Opinión / Darío Iglesias Muñoz

10/19/2018

A ras de suelo

Historia de una obsesión

Historia de una obsesión

Darío Iglesias Muñoz

“El crucifijo no hace daño a nadie”, no lo digo yo, lo dijo el querido y reconocido Enrique Tierno Galván, alcalde agnóstico y republicano de Madrid. Un día intentaron quitar el crucifijo que colgaba de una de las paredes de su despacho, a lo que él respondió: “La contemplación de un hombre justo que murió por los demás no molesta a nadie. Déjenlo donde está.”

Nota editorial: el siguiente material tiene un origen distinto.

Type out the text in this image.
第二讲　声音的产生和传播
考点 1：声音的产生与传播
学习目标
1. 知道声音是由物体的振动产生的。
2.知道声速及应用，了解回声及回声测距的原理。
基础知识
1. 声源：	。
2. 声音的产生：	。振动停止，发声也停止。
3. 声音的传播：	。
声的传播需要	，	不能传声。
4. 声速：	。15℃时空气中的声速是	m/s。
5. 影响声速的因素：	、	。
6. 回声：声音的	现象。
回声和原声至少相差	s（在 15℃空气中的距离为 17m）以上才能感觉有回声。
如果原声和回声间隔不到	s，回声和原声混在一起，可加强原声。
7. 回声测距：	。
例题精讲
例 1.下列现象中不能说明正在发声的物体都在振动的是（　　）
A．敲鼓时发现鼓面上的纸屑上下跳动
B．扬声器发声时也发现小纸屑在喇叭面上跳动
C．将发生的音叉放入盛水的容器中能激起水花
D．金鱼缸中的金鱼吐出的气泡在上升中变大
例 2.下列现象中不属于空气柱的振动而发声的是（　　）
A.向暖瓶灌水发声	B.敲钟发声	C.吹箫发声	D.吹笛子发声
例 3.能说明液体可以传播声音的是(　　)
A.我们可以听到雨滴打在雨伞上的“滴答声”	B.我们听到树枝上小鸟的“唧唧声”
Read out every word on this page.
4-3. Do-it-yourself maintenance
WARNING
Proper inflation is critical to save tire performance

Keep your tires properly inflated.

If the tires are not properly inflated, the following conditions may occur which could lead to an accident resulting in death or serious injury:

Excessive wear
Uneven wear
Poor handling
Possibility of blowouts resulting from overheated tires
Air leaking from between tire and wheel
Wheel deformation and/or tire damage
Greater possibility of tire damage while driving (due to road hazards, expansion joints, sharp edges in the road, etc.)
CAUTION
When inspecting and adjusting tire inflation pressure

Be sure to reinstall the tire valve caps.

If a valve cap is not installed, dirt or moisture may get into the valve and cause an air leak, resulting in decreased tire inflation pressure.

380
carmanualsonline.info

Hoy parecemos asistir a la desaparición progresiva de todo símbolo religioso. Desaparece de las casas de los vivos y de las tumbas de los muertos, y desaparece sobre todo del corazón del mundo. Nos empeñamos en enterrar a Dios. Es la obsesión compulsiva de algunos políticos. Parece que les quita el sueño.

La propuesta final insta al Gobierno a garantizar el imprescindible carácter laico que debe revestir la Escuela como institución pública, dejando la religión confesional fuera del sistema educativo. Igualmente, denuncian y piden la derogación de los Acuerdos del Estado español con la Santa Sede.

Amigos y compañeros políticos, uno de los principios básicos de la educación, es que tiene que ser integral, es decir, ha de abarcar todas las realidades y dimensiones del ser humano. La espiritualidad o interioridad, es una de esas dimensiones innegables de la persona, pues ésta, más allá de ser una mera máquina biológica, tiene alma, espíritu, realidad que también ha de ser contemplada en el ámbito educativo para que pueda ser educada, por eso, se imparte la asignatura de religión. Si ustedes deciden hacer desaparecer esta asignatura del ámbito educativo, abogando a que quede reducida al ámbito de lo privado, la educación pública no estaría cumpliendo con su objetivo y mayor criterio, el desarrollo pleno de la persona.

El cristianismo es un símbolo cultural que recuerda nuestra historia. Las raíces de Europa y, por ende, las de nuestro país, hunden sus cimientos en los valores cristianos. Sólo con mirar el arte y la literatura bastaría para entenderlo, pero ya veo que les da igual. Europa no se entiende sin el cristianismo. Los valores de tolerancia, respeto mutuo, estima por la persona y afirmación de sus derechos y libertades, la autonomía de la conciencia moral ante la autoridad, la solidaridad humana, el rechazo de toda discriminación, incluso aquellos principios de libertad, igualdad y fraternidad que cantaba la Revolución francesa, hunden sus raíces en ese cristianismo tan odiado y rechazado por ustedes. Quizás la cruz moleste porque nos está denunciando constantemente. Nos dice quiénes somos y cómo estamos actuando.

Amigos y amigas, ¿tanto daño hacen los valores cristianos en nuestra sociedad?, ¿tanto mal hace la Iglesia en nuestro mundo?, ¿tanto daña a la vista la contemplación de una cruz en la vía pública? Aprendamos de aquellos que saben valorar lo bueno de los demás y que supieron vivir desde la tolerancia y el respeto. Un abrazo a todos. Ánimo y adelante.